Padilla v. StateAnnotate this Case
273 S.W.2d 889 (1954)
John M. PADILLA, Appellant, v. The STATE of Texas, Appellee.
Court of Criminal Appeals of Texas.
November 24, 1954.
T. M. Reid, Abilene, for appellant.
Wesley Dice, State's Atty., Austin, for the State.
The offense is the possession of whiskey and beer in a dry area for the purpose of sale; the punishment, 15 days in jail and a fine of $150.
Investigator Bowman of the Liquor Control Board testified that he went to the appellant's home at 4:00 p. m. on the day in question, knocked on the door and told appellant's wife that he wanted a bottle of whiskey; that she said, "Just a minute"; that the appellant came to the door and told him to wait just a few minutes, and shortly thereafter Mrs. Padilla returned and delivered him a half-pint of whiskey, for which he paid her two dollars. Bowman also stated that at 9:30 p. m. on the same day, in company with Investigator Pierce, he returned to the Padilla home, told Mrs. Padilla that he wanted a pint of whiskey, which she sold him, and that he then stepped inside the kitchen door and told her that he was an officer and wanted *890 to search; that she said there was no more whiskey there and to "go ahead and look," and as a result of their search they found 6 half pints of whiskey and 12 cans of beer.
Investigator Pierce testified that he witnessed the sale and then followed Bowman into the house; that he found the appellant lying in bed in his room; that the appellant said there was no more whiskey in the house but that they could go ahead and look; and that they found the whiskey near his bed and the beer in the ice box.
Appellant did not testify or offer any evidence in his behalf.
Appellant presents only three bills of exception by which he attacks the legality of the search because the officers did not have a search warrant. He challenges the efficacy of the consent given because the officers were already in the house when the consent to search was secured.
Attention is directed to the fact that Officer Bowman was an invitee upon the premises because he had just consummated a purchase from the appellant's wife. Be this as it may, it is apparent from the record that the consent was secured before any contraband was found, and there is an entire absence of any showing that the officers in any way intimidated either the appellant or his wife into giving their consent to the search.
This Court has held that a wife may consent to the search of her husband's home. Ellis v. State, 130 Tex.Cr. R. 220, 93 S.W.2d 438, and Wheeless v. State, 142 Tex.Cr.R. 68, 150 S.W.2d 806. We have also held that the fact that the person who gave the consent to search knew that the one making the search was an officer did not render the consent involuntary. Compton v. State, 148 Tex.Cr. R. 204, 186 S.W.2d 74.
We find the fruits of the search admissible.
Appellant further complains of the refusal of the trial court to submit his requested charge on circumstantial evidence. This Court had recently, in Crimaldi v. State, 259 S.W.2d 203, and Hogan v.

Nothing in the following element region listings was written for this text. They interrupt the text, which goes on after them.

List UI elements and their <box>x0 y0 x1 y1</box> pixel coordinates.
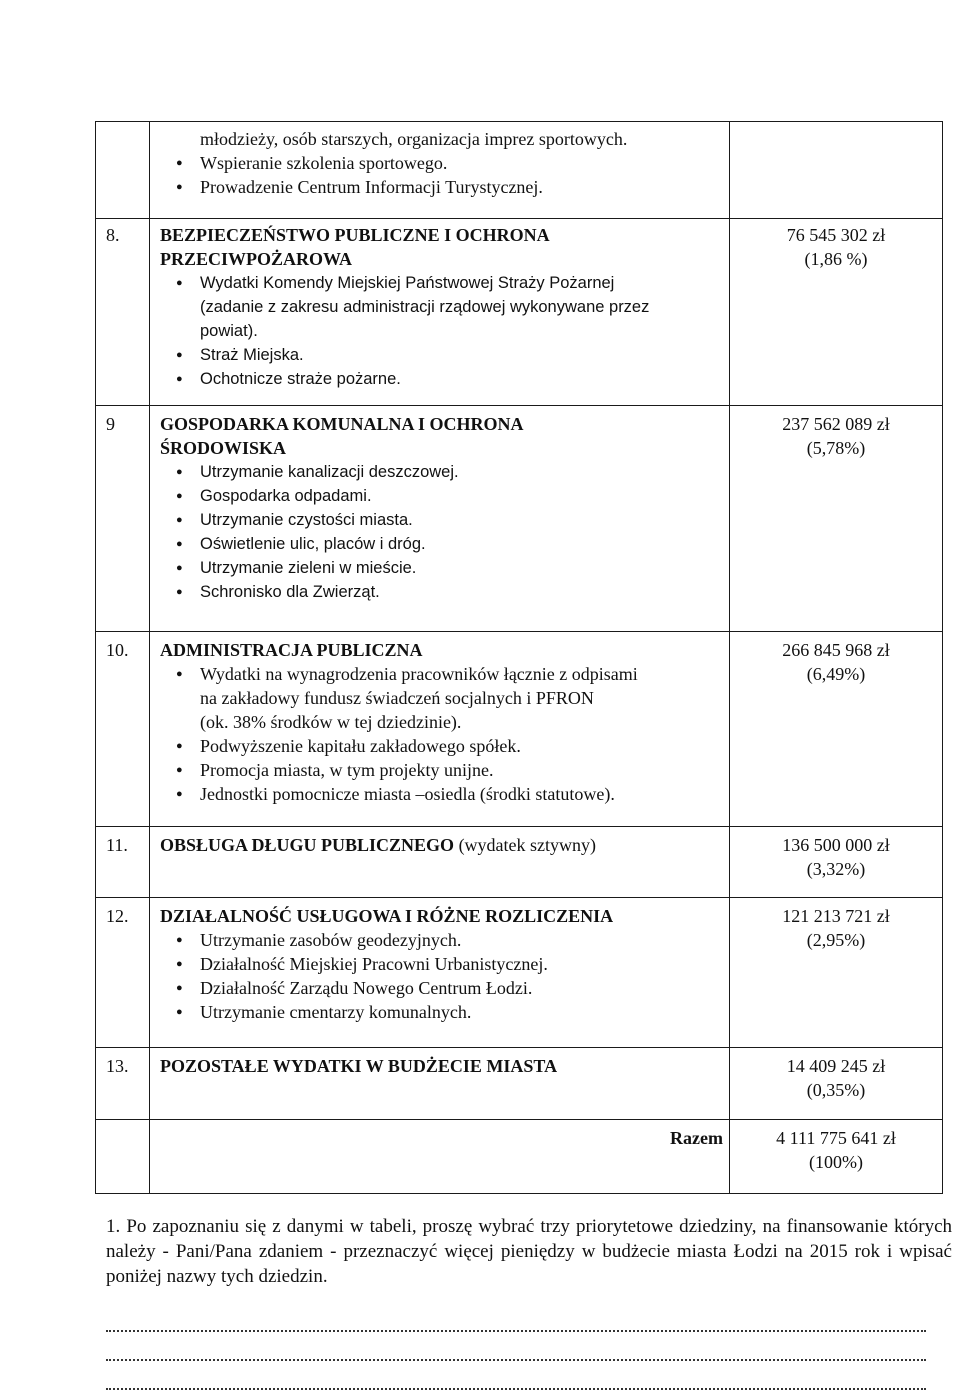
row-number-cell <box>96 632 150 827</box>
row-number: 12. <box>106 906 129 926</box>
list-item: ● Wydatki Komendy Miejskiej Państwowej Straży Pożarnej <box>160 271 723 295</box>
row-description-cell <box>150 406 730 632</box>
row-number: 13. <box>106 1056 129 1076</box>
amount-value: 121 213 721 zł <box>782 906 890 926</box>
total-row <box>96 1120 943 1194</box>
list-item: ● Podwyższenie kapitału zakładowego spółek. <box>160 734 723 758</box>
answer-line-1[interactable] <box>106 1328 926 1332</box>
amount-percent: (5,78%) <box>806 438 866 458</box>
section-title: DZIAŁALNOŚĆ USŁUGOWA I RÓŻNE ROZLICZENIA <box>160 906 614 926</box>
row-description-cell <box>150 1048 730 1120</box>
list-item: ● Schronisko dla Zwierząt. <box>160 580 723 604</box>
list-item: ● Straż Miejska. <box>160 343 723 367</box>
row-amount-cell <box>730 632 943 827</box>
list-item: ● Gospodarka odpadami. <box>160 484 723 508</box>
row-amount-cell <box>730 1048 943 1120</box>
list-item: ● Ochotnicze straże pożarne. <box>160 367 723 391</box>
amount-value: 136 500 000 zł <box>782 835 890 855</box>
row-number: 10. <box>106 640 129 660</box>
table-row <box>96 406 943 632</box>
item-list <box>160 460 723 604</box>
amount-value: 266 845 968 zł <box>782 640 890 660</box>
list-item: ● Wspieranie szkolenia sportowego. <box>160 151 723 175</box>
row-amount-cell <box>730 122 943 219</box>
row-number-cell <box>96 122 150 219</box>
table-row <box>96 898 943 1048</box>
list-item: młodzieży, osób starszych, organizacja imprez sportowych. <box>200 129 628 149</box>
row-number-cell <box>96 1120 150 1194</box>
row-number-cell <box>96 827 150 898</box>
amount-value: 76 545 302 zł <box>786 225 886 245</box>
row-amount-cell <box>730 1120 943 1194</box>
section-title: GOSPODARKA KOMUNALNA I OCHRONA ŚRODOWISKA <box>160 414 524 458</box>
list-item: ● Oświetlenie ulic, placów i dróg. <box>160 532 723 556</box>
row-amount-cell <box>730 827 943 898</box>
amount-percent: (0,35%) <box>806 1080 866 1100</box>
list-item: powiat). <box>200 322 258 340</box>
list-item: ● Utrzymanie kanalizacji deszczowej. <box>160 460 723 484</box>
table-row <box>96 827 943 898</box>
list-item: ● Jednostki pomocnicze miasta –osiedla (środki statutowe). <box>160 782 723 806</box>
list-item: ● Utrzymanie cmentarzy komunalnych. <box>160 1000 723 1024</box>
section-title: POZOSTAŁE WYDATKI W BUDŻECIE MIASTA <box>160 1056 558 1076</box>
total-label-cell <box>150 1120 730 1194</box>
amount-value: 237 562 089 zł <box>782 414 890 434</box>
amount-percent: (2,95%) <box>806 930 866 950</box>
total-label: Razem <box>670 1128 723 1148</box>
item-list <box>160 928 723 1024</box>
row-description-cell <box>150 632 730 827</box>
survey-question: 1. Po zapoznaniu się z danymi w tabeli, proszę wybrać trzy priorytetowe dziedziny, na finansowanie których należy - Pani/Pana zdaniem - przeznaczyć więcej pieniędzy w budżecie miasta Łodzi na 2015 rok i wpisać poniżej nazwy tych dziedzin. <box>106 1216 952 1287</box>
section-title-suffix: (wydatek sztywny) <box>454 835 597 855</box>
list-item: ● Działalność Miejskiej Pracowni Urbanistycznej. <box>160 952 723 976</box>
item-list <box>160 662 723 806</box>
total-percent: (100%) <box>809 1152 863 1172</box>
answer-line-3[interactable] <box>106 1386 926 1390</box>
item-list <box>160 271 723 391</box>
amount-percent: (6,49%) <box>806 664 866 684</box>
list-item: (zadanie z zakresu administracji rządowej wykonywane przez <box>200 298 650 316</box>
row-number-cell <box>96 1048 150 1120</box>
list-item: ● Utrzymanie zasobów geodezyjnych. <box>160 928 723 952</box>
table-row <box>96 1048 943 1120</box>
row-number-cell <box>96 406 150 632</box>
table-row <box>96 219 943 406</box>
amount-percent: (1,86 %) <box>804 249 868 269</box>
row-description-cell <box>150 219 730 406</box>
row-number-cell <box>96 898 150 1048</box>
row-amount-cell <box>730 219 943 406</box>
row-number: 9 <box>106 414 115 434</box>
row-number-cell <box>96 219 150 406</box>
list-item: ● Utrzymanie czystości miasta. <box>160 508 723 532</box>
item-list <box>160 127 723 199</box>
list-item: ● Prowadzenie Centrum Informacji Turystycznej. <box>160 175 723 199</box>
row-number: 8. <box>106 225 120 245</box>
budget-table <box>95 121 943 1194</box>
row-description-cell <box>150 122 730 219</box>
section-title: BEZPIECZEŃSTWO PUBLICZNE I OCHRONA PRZECIWPOŻAROWA <box>160 225 550 269</box>
list-item: ● Wydatki na wynagrodzenia pracowników łącznie z odpisami <box>160 662 723 686</box>
table-row <box>96 122 943 219</box>
amount-percent: (3,32%) <box>806 859 866 879</box>
list-item: (ok. 38% środków w tej dziedzinie). <box>200 712 462 732</box>
row-number: 11. <box>106 835 128 855</box>
row-amount-cell <box>730 898 943 1048</box>
list-item: ● Działalność Zarządu Nowego Centrum Łodzi. <box>160 976 723 1000</box>
list-item: na zakładowy fundusz świadczeń socjalnych i PFRON <box>200 688 594 708</box>
section-title: OBSŁUGA DŁUGU PUBLICZNEGO <box>160 835 455 855</box>
row-description-cell <box>150 827 730 898</box>
total-amount: 4 111 775 641 zł <box>776 1128 896 1148</box>
section-title: ADMINISTRACJA PUBLICZNA <box>160 640 423 660</box>
row-amount-cell <box>730 406 943 632</box>
row-description-cell <box>150 898 730 1048</box>
amount-value: 14 409 245 zł <box>786 1056 886 1076</box>
table-row <box>96 632 943 827</box>
list-item: ● Utrzymanie zieleni w mieście. <box>160 556 723 580</box>
answer-line-2[interactable] <box>106 1357 926 1361</box>
list-item: ● Promocja miasta, w tym projekty unijne. <box>160 758 723 782</box>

State, 264 S.W.2d 113, held that where the accused is shown to have more intoxicants than provided for by the prima facie evidence statute a charge on circumstantial evidence is not required. In Lightfoot v. State, Tex.Cr.App., 256 S.W.2d 845, as in the case at bar, the accused had less beer and more whiskey than provided for by the prima facie evidence statute, and we held the presumption as to the whiskey supported the conviction for the possession of beer and whiskey for the purpose of sale.
Finding no reversible error, the judgment of the trial court is affirmed.